The cost of utilizing EVOH to devascularize a tumor is high. On average a total of nine vials of EVOH was need to devascularize a tumor. Each vial of EVOH is US$2100; the total cost is roughly $18 900. If the tumor were embolized with particulate material it would require a guide catheter, two microwires, two microcatheters and roughly three vials of particles and ∼10–15 pushable/detachable coils. The total cost estimate is $4300 with pushable coils and $16 700 with detachable coils. If we save 1½ h of room time in the fluoroscopy suite ($3000) and 1½ h in the operating theater ($6000), and require no blood transfusions, the costs are about two times greater with Onyx than with pushable coils.

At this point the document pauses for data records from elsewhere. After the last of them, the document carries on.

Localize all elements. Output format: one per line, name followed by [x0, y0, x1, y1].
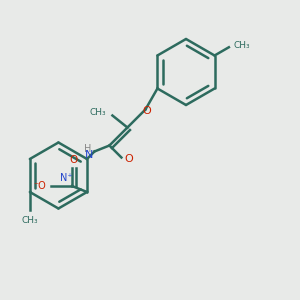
Text: ⁻O: ⁻O — [34, 181, 46, 191]
Text: N⁺: N⁺ — [60, 173, 72, 183]
Text: CH₃: CH₃ — [233, 41, 250, 50]
Text: N: N — [85, 149, 93, 160]
Text: O: O — [124, 154, 133, 164]
Text: O: O — [142, 106, 151, 116]
Text: CH₃: CH₃ — [22, 216, 38, 225]
Text: H: H — [84, 143, 92, 154]
Text: O: O — [69, 155, 78, 165]
Text: CH₃: CH₃ — [90, 108, 106, 117]
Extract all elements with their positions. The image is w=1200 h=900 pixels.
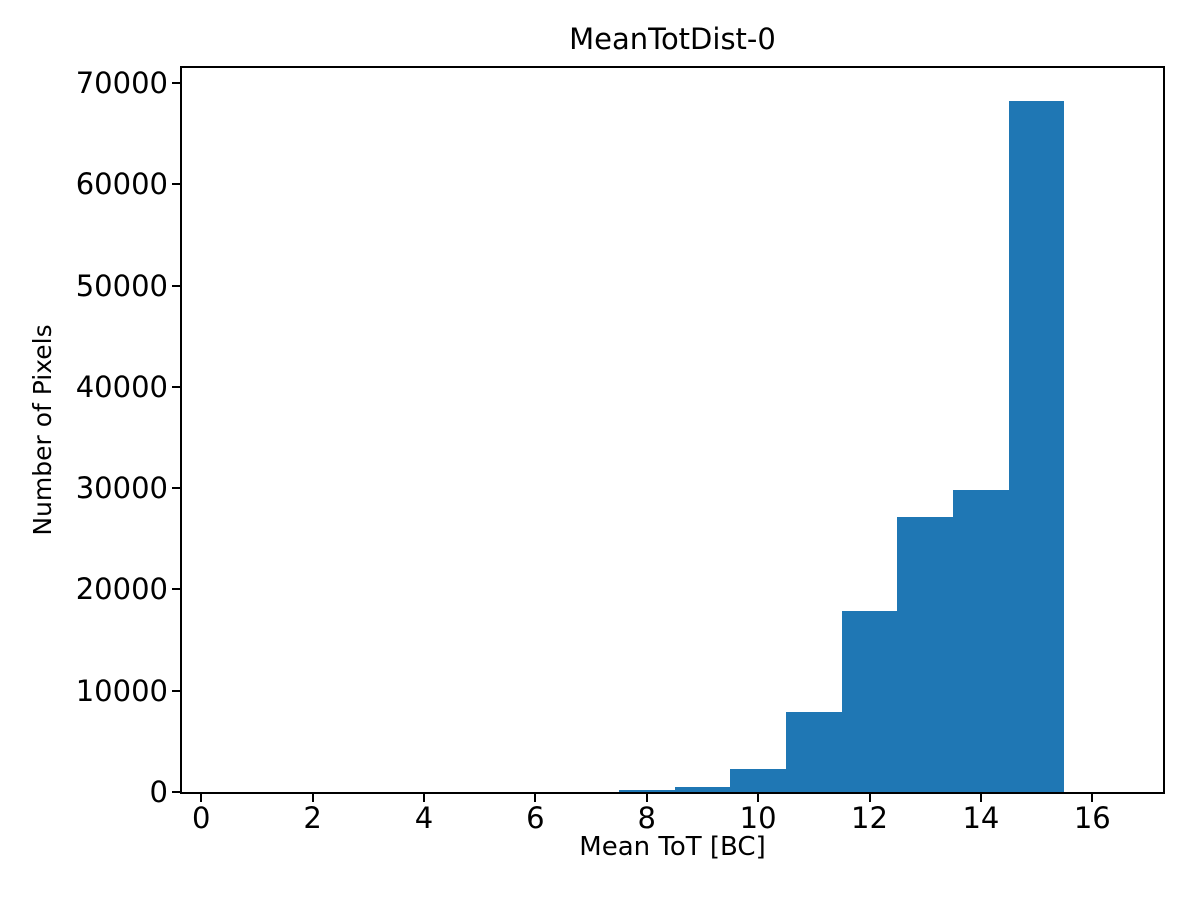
axes-box [180,66,1165,794]
y-tick-mark [172,183,180,186]
histogram-bar [953,489,1009,792]
y-tick-label: 0 [149,775,168,809]
x-tick-mark [979,794,982,802]
x-tick-label: 10 [739,801,777,835]
y-tick-label: 40000 [75,369,168,404]
y-tick-label: 60000 [75,167,168,202]
histogram-bar [618,789,675,792]
x-tick-label: 6 [526,801,545,835]
y-tick-label: 20000 [75,572,168,607]
y-tick-label: 50000 [75,268,168,303]
y-tick-mark [172,385,180,388]
y-tick-mark [172,689,180,692]
y-tick-label: 30000 [75,471,168,506]
x-tick-mark [534,794,537,802]
x-axis-label: Mean ToT [BC] [579,832,766,862]
y-axis-label: Number of Pixels [28,324,57,536]
histogram-bar [786,711,842,792]
x-tick-mark [200,794,203,802]
histogram-bar [841,610,898,792]
x-tick-label: 14 [962,801,1000,835]
histogram-bar [1008,100,1065,792]
x-tick-mark [311,794,314,802]
chart-title: MeanTotDist-0 [569,22,776,56]
y-tick-mark [172,81,180,84]
x-tick-mark [1091,794,1094,802]
histogram-bar [730,769,786,792]
histogram-bar [674,786,731,792]
histogram-bar [897,516,954,792]
plot-area [182,68,1163,792]
y-tick-label: 70000 [75,65,168,100]
x-tick-mark [423,794,425,802]
y-tick-mark [172,588,180,591]
x-tick-mark [757,794,760,802]
y-tick-label: 10000 [75,673,168,708]
x-tick-label: 12 [851,801,888,835]
x-tick-label: 2 [303,801,322,835]
x-tick-label: 16 [1073,801,1111,835]
x-tick-mark [645,794,648,802]
y-tick-mark [172,487,180,490]
x-tick-mark [868,794,871,802]
x-tick-label: 8 [637,801,656,835]
x-tick-label: 0 [191,801,211,835]
y-tick-mark [172,284,180,287]
x-tick-label: 4 [414,801,434,835]
y-tick-mark [172,791,180,793]
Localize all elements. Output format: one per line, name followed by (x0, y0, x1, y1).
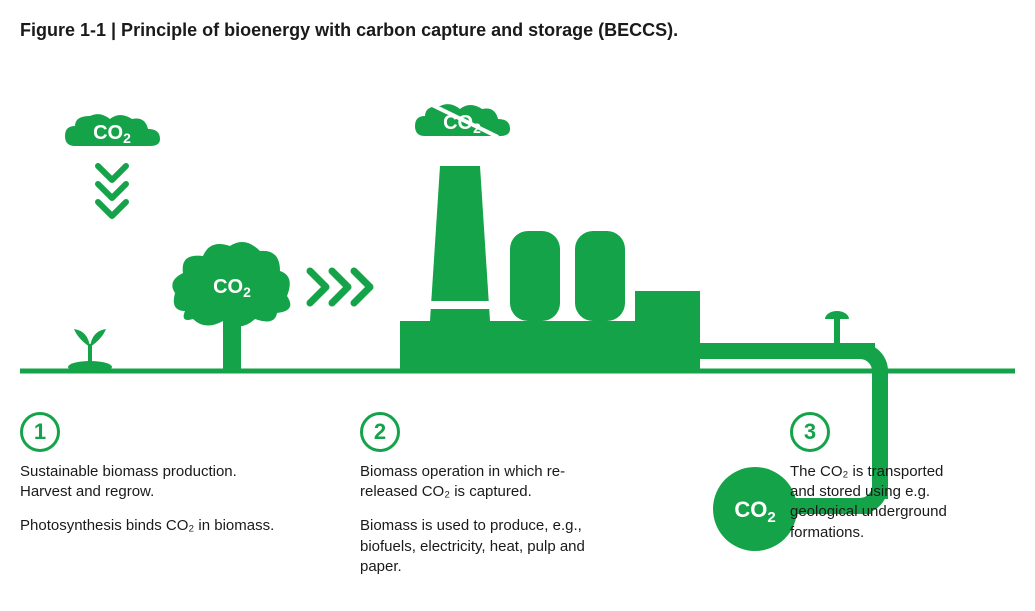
step-1-para-2: Photosynthesis binds CO₂ in biomass. (20, 516, 280, 536)
step-2-para-2: Biomass is used to produce, e.g., biofue… (360, 516, 620, 577)
step-3-para-1: The CO₂ is transported and stored using … (790, 462, 970, 543)
step-2-text: Biomass operation in which re-released C… (360, 462, 620, 577)
step-1-para-1: Sustainable biomass production. Harvest … (20, 462, 280, 503)
step-1-column: 1 Sustainable biomass production. Harves… (20, 402, 360, 591)
step-2-badge: 2 (360, 412, 400, 452)
step-1-badge: 1 (20, 412, 60, 452)
co2-cloud-captured: CO2 (415, 103, 510, 137)
step-3-column: 3 The CO₂ is transported and stored usin… (790, 402, 1015, 591)
step-2-column: 2 Biomass operation in which re-released… (360, 402, 790, 591)
co2-cloud-atmosphere: CO2 (65, 114, 160, 146)
figure-title: Figure 1-1 | Principle of bioenergy with… (20, 20, 1015, 41)
step-1-text: Sustainable biomass production. Harvest … (20, 462, 280, 537)
step-3-badge: 3 (790, 412, 830, 452)
sprout-icon (68, 329, 112, 373)
factory-icon (400, 166, 700, 369)
right-chevrons-icon (310, 271, 370, 303)
tree-icon: CO2 (172, 242, 290, 371)
step-2-para-1: Biomass operation in which re-released C… (360, 462, 620, 503)
step-3-text: The CO₂ is transported and stored using … (790, 462, 970, 543)
valve-icon (825, 311, 849, 343)
down-chevrons-icon (98, 166, 126, 216)
beccs-diagram: CO2 CO2 CO2 (20, 71, 1015, 591)
captions-row: 1 Sustainable biomass production. Harves… (20, 402, 1015, 591)
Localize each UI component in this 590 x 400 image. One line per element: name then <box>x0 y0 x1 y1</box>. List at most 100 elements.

There are several limitations to our study. The relatively small number of patients makes generalization to a larger cohort of patients very difficult. All tumors were embolized with only EVOH, therefore a direct comparison between particulate material and modified acrylic glue cannot be made about which agent is most effective. Moreover, surgical time, blood transfusion requirements and a cost-effectiveness comparison cannot be made between this technique and using particulate material and acrylic glue.

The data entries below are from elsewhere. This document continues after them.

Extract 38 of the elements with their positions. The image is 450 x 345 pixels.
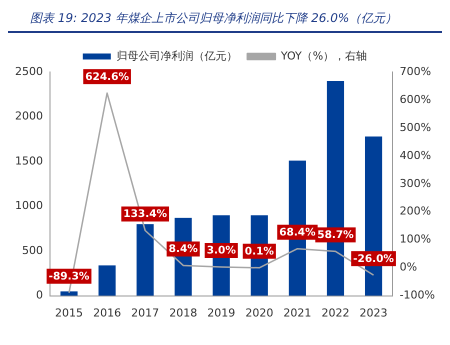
y-tick-label: 1000 xyxy=(14,199,43,212)
data-label: 3.0% xyxy=(206,244,236,257)
data-label: -89.3% xyxy=(48,270,90,283)
chart-title: 图表 19: 2023 年煤企上市公司归母净利润同比下降 26.0%（亿元） xyxy=(8,8,442,33)
y-tick-label: 0 xyxy=(36,288,43,302)
y2-tick-label: 100% xyxy=(400,232,432,246)
data-label: 68.4% xyxy=(279,226,316,238)
y2-tick-label: 0% xyxy=(400,260,418,274)
data-label: -26.0% xyxy=(353,252,394,265)
y2-tick-label: 700% xyxy=(400,64,432,78)
data-label: 8.4% xyxy=(168,243,198,256)
y2-tick-label: 300% xyxy=(400,176,432,190)
x-tick-label: 2015 xyxy=(55,306,84,320)
x-tick-label: 2016 xyxy=(93,306,122,320)
data-label: 58.7% xyxy=(317,229,354,242)
x-tick-label: 2023 xyxy=(360,306,388,320)
y2-tick-label: 200% xyxy=(400,204,432,218)
bar xyxy=(98,265,116,296)
y2-tick-label: -100% xyxy=(400,288,436,302)
y-tick-label: 2500 xyxy=(14,64,43,78)
legend-label: 归母公司净利润（亿元） xyxy=(116,49,238,62)
x-tick-label: 2019 xyxy=(207,306,236,320)
x-tick-label: 2021 xyxy=(283,306,312,320)
data-label: 624.6% xyxy=(85,70,130,83)
data-label: 133.4% xyxy=(123,208,168,220)
y-tick-label: 2000 xyxy=(14,110,43,123)
x-tick-label: 2020 xyxy=(245,306,274,320)
y2-tick-label: 600% xyxy=(400,92,432,106)
y-tick-label: 1500 xyxy=(14,154,43,168)
legend-label: YOY（%），右轴 xyxy=(280,49,368,62)
x-tick-label: 2018 xyxy=(169,306,198,320)
y-tick-label: 500 xyxy=(22,244,43,257)
bar xyxy=(136,224,154,296)
x-tick-label: 2022 xyxy=(321,306,350,320)
y2-tick-label: 500% xyxy=(400,120,432,134)
y2-tick-label: 400% xyxy=(400,148,432,162)
data-label: 0.1% xyxy=(244,246,274,258)
x-tick-label: 2017 xyxy=(131,306,160,320)
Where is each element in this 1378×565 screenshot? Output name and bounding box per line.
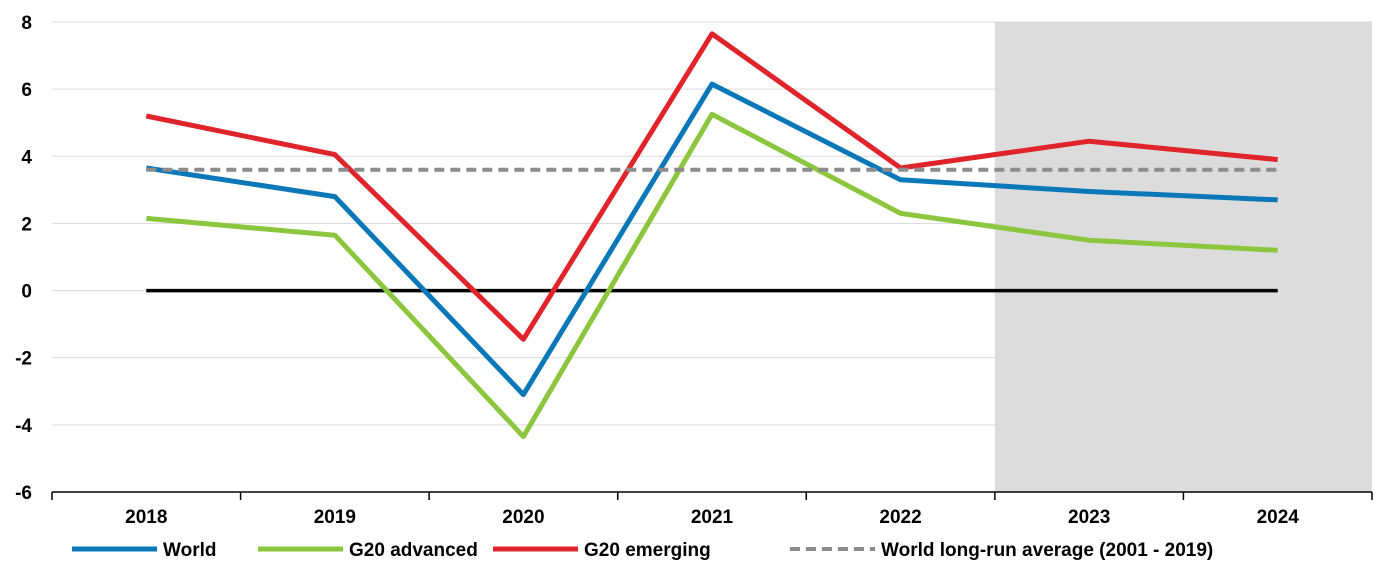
legend-label-world-long-run-average-2001-2019: World long-run average (2001 - 2019) bbox=[881, 540, 1213, 561]
y-tick-label: 6 bbox=[21, 80, 32, 101]
x-axis-ticks: 2018 2019 2020 2021 2022 2023 2024 bbox=[125, 507, 1299, 528]
x-tick-label: 2019 bbox=[314, 507, 356, 528]
x-tick-label: 2021 bbox=[691, 507, 734, 528]
series-lines bbox=[145, 31, 1278, 440]
y-tick-label: 0 bbox=[21, 282, 32, 303]
series-line-world bbox=[145, 81, 1278, 398]
projection-shading bbox=[994, 22, 1372, 492]
legend-label-world: World bbox=[163, 540, 216, 561]
legend-label-g20-emerging: G20 emerging bbox=[584, 540, 711, 561]
y-tick-label: 2 bbox=[21, 214, 32, 235]
series-line-g20-emerging bbox=[145, 31, 1278, 342]
y-tick-label: -2 bbox=[15, 349, 32, 370]
y-axis-ticks: -6 -4 -2 0 2 4 6 8 bbox=[15, 13, 32, 504]
legend-label-g20-advanced: G20 advanced bbox=[349, 540, 478, 561]
x-tick-label: 2022 bbox=[879, 507, 921, 528]
x-axis bbox=[51, 491, 1373, 500]
x-tick-label: 2020 bbox=[502, 507, 544, 528]
series-line-g20-advanced bbox=[146, 111, 1278, 440]
projection-shading-layer bbox=[994, 22, 1372, 492]
y-tick-label: 4 bbox=[21, 147, 32, 168]
y-tick-label: 8 bbox=[21, 13, 32, 34]
x-tick-label: 2018 bbox=[125, 507, 167, 528]
legend: World G20 advanced G20 emerging World long-… bbox=[72, 540, 1213, 561]
y-tick-label: -6 bbox=[15, 483, 32, 504]
y-tick-label: -4 bbox=[15, 416, 32, 437]
x-tick-label: 2024 bbox=[1257, 507, 1300, 528]
x-tick-label: 2023 bbox=[1068, 507, 1110, 528]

There is a limited amount of data in the literature regarding the use of EVOH as sole agent in direct percutaneous embolization of carotid body paragangliomas. Our study, while consisting of a small cohort, offers additional data on the effectiveness and safety of such a procedure. Future studies should directly compare percutaneous embolization with only EVOH to traditional intra-arterial particulate embolization in the pre-operative devascularization of carotid body paragangliomas.
Conclusion
Direct percutaneous intratumoral embolization with EVOH as the sole approach for presurgical tumor devascularization is safe and feasible. Our preliminary experience suggests that EVOH may offer a higher degree of devascularization when compared with other embolic agents. This may facilitate a less challenging surgical resection with less intraoperative blood loss.
Key messages
Carotid body paraganglioma is a rare hypervascular lesion that may benefit from preoperative devascularization to reduce intraoperative blood loss.
Preoperative transarterial embolization of a carotid body paraganglioma has been shown to be beneficial in reducing intraoperative blood loss; however, the extent of devascularization with this technique can be limited.

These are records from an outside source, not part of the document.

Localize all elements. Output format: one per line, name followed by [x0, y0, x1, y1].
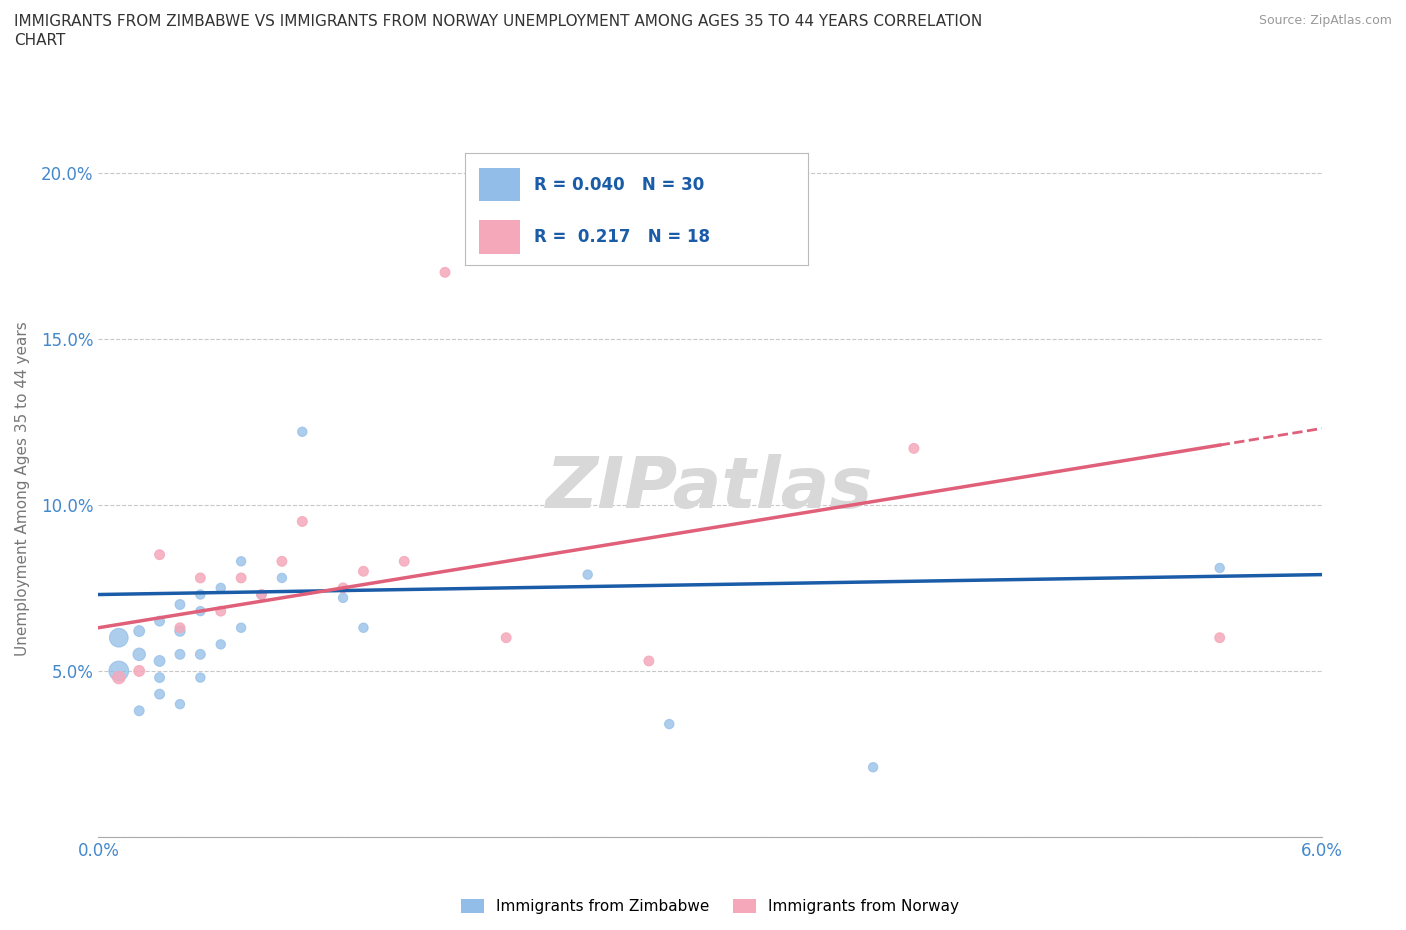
Point: [332, 580, 354, 595]
Point: [270, 554, 292, 569]
Text: Source: ZipAtlas.com: Source: ZipAtlas.com: [1258, 14, 1392, 27]
Point: [433, 265, 456, 280]
Point: [209, 637, 232, 652]
Point: [149, 671, 172, 685]
Point: [128, 624, 150, 639]
Point: [169, 624, 191, 639]
Point: [270, 570, 292, 585]
Point: [352, 620, 374, 635]
Point: [149, 614, 172, 629]
Point: [169, 620, 191, 635]
Point: [149, 686, 172, 701]
Point: [128, 663, 150, 678]
Point: [169, 697, 191, 711]
Point: [637, 654, 661, 669]
Point: [128, 703, 150, 718]
Point: [188, 671, 212, 685]
Point: [188, 570, 212, 585]
Point: [392, 554, 416, 569]
Point: [108, 631, 131, 645]
Point: [231, 554, 253, 569]
Point: [209, 604, 232, 618]
Point: [231, 620, 253, 635]
Point: [291, 514, 314, 529]
Point: [495, 631, 517, 645]
Point: [352, 564, 374, 578]
Point: [149, 547, 172, 562]
Point: [903, 441, 925, 456]
Point: [1208, 631, 1232, 645]
Point: [291, 424, 314, 439]
Point: [658, 717, 681, 732]
Point: [128, 647, 150, 662]
Point: [576, 567, 599, 582]
Point: [188, 587, 212, 602]
Point: [250, 587, 273, 602]
Point: [108, 663, 131, 678]
Point: [332, 591, 354, 605]
Point: [209, 580, 232, 595]
Point: [108, 671, 131, 685]
Point: [169, 647, 191, 662]
Point: [231, 570, 253, 585]
Point: [169, 597, 191, 612]
Legend: Immigrants from Zimbabwe, Immigrants from Norway: Immigrants from Zimbabwe, Immigrants fro…: [456, 893, 965, 920]
Text: IMMIGRANTS FROM ZIMBABWE VS IMMIGRANTS FROM NORWAY UNEMPLOYMENT AMONG AGES 35 TO: IMMIGRANTS FROM ZIMBABWE VS IMMIGRANTS F…: [14, 14, 983, 29]
Point: [149, 654, 172, 669]
Point: [188, 604, 212, 618]
Text: CHART: CHART: [14, 33, 66, 47]
Text: ZIPatlas: ZIPatlas: [547, 454, 873, 523]
Point: [862, 760, 884, 775]
Point: [188, 647, 212, 662]
Point: [1208, 561, 1232, 576]
Y-axis label: Unemployment Among Ages 35 to 44 years: Unemployment Among Ages 35 to 44 years: [15, 321, 30, 656]
Point: [250, 587, 273, 602]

Complete preoperative devascularization of a carotid body paraganglioma was achieved in all cases percutaneously with only EVOH.
The average intraoperative blood loss was 55 ml with no complications.
Percutaneous embolization with EVOH may offer a higher degree of devascularization when compared with other embolic agents.
References
Footnotes
Competing interests None.
Patient consent Obtained.
Ethics approval This study was conducted with the approval of the IRB retrospective study.
Provenance and peer review Not commissioned; externally peer reviewed.